Perhaps because of that heritage, they are a less automatic inclusion these days. Modern marketers who shun the snappy verbal payoff take their cue from the success of contemporary, slogan-free icons such as Google, Starbucks, Amazon and Virgin.
In a fragmented media world, why don't these brands avail themselves of a proven, unifying communications tool? Are they simply above it, or could they be worried that they might undershoot and sully their reputations with a slogan of the second kind - bland, corporate and forgettable?
It is more subtle than that. You can bet that a great brand like Google, with smart marketers on board and skilled agencies alongside, could devise a stunning sign-off if it chose to: one of the immortals. In fact, that is the problem. Successful slogans are memes, invading minds, replicating and spreading without control. It is the inability to switch off the meme that scares brands that evolved in fast-moving industries and know the value of suppleness.
Immortality has its downsides. Look at BMW, which created one of the best-crafted lines of all time, and benefited from it for 35 years, then tried to abandon it in 2009. Why? Because research showed that the auto manufacturer's image needed to become softer. So up popped 'Joy', to take the brand to a less overtly masculine space.
The problem is, no one can erase 'The ultimate driving machine' from their consciousness. So BMW is doing what Heinz, Mars and Thomas Cook have done before it - accepting the inevitable and reverting to the words that made them famous.

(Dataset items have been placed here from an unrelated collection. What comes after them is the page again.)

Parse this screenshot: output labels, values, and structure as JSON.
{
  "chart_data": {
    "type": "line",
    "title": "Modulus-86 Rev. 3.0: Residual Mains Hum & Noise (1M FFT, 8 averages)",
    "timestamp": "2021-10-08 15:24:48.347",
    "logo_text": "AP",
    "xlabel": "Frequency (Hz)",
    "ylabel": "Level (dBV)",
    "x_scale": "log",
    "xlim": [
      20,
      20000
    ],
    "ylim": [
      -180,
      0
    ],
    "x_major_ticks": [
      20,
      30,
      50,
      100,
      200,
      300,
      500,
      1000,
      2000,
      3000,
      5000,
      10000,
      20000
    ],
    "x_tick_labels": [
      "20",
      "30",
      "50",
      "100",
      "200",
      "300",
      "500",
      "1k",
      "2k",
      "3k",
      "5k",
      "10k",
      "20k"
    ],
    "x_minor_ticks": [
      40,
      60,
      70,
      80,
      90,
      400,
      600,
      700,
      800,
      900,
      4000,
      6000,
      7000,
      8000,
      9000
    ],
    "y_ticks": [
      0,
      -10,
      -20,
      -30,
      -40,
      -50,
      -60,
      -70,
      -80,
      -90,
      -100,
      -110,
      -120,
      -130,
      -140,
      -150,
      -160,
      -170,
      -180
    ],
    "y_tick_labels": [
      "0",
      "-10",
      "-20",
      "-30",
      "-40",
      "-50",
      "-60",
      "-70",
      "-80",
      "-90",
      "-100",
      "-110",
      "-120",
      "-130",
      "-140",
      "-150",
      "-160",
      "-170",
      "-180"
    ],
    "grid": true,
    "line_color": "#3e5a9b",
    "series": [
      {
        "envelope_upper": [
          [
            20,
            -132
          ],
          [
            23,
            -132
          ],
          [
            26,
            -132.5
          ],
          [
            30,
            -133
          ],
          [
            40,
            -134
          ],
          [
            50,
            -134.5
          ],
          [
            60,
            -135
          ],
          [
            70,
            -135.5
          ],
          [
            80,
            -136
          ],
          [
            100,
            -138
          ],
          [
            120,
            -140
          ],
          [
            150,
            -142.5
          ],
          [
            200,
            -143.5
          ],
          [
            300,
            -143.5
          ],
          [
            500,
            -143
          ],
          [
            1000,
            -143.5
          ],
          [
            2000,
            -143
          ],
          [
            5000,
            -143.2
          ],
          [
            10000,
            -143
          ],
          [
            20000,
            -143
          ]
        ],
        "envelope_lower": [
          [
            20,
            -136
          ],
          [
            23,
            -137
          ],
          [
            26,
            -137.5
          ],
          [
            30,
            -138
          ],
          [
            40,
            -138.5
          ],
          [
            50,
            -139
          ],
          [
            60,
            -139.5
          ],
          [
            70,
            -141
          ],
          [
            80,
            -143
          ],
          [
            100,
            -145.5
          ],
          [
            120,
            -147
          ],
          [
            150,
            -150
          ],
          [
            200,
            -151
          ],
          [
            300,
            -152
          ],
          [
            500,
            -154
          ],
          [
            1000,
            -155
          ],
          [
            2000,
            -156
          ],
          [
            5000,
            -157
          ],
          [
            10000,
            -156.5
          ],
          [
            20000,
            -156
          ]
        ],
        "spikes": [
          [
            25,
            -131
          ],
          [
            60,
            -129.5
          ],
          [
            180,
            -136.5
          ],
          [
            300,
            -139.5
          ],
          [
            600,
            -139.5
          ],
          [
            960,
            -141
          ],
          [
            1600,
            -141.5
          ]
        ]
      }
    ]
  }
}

The moral for marketers? If you're pondering the creation of a slogan for your brand, ask yourself why. If it's a knee-jerk, corporate thing, save yourself the effort. You will end up in the forgettable camp, with the equivalent of a grey blur under your logo.
A great slogan, by contrast, is the jewel in the branding crown, a verbal gem that commands attention, captures light and refracts the virtues of the brand with dazzling intensity. Like a real diamond, though, such a slogan is forever, so be sure you can live with it.
Helen Edwards has a PhD in marketing, an MBA from London Business School and is a partner at Passionbrand, where she works with some of the world's biggest advertisers
30 SECONDS ON ... SOME YOU REMEMBER, SOME YOU DON'T
Can you remember the brands?
1. Just do it.
2. The best a man can get.
3. Vorsprung durch technik.
4. Liquid engineering.
5. Because you're worth it.
6. Bean meanz _____.
7. The world's favourite airline.
8. Keep walking.
9. It does what it says on the tin.
10. Finger lickin' good.
Or the brands behind these slogans?
1. Stay you.
2. Feel better.
3. There's no better way to fly.
4. Driven by passion.
5. Have it your way.
6. Redefining standards.
7. Power to you.
8. It's you.
9. The diamond standard.
10. So good.
ANSWERS
Easy
1. Nike 2. Gillette 3. Audi 4. Castrol 5. L'Oreal 6. Heinz 7. British Airways 8. Johnnie Walker 9. Ronseal 10. KFC
Not so easy
1. Holiday Inn 2. Bupa 3. Lufthansa 4. Fiat 5. Burger King 6. AXA 7. Vodafone 8. Yahoo! 9. Finish 10. KFC.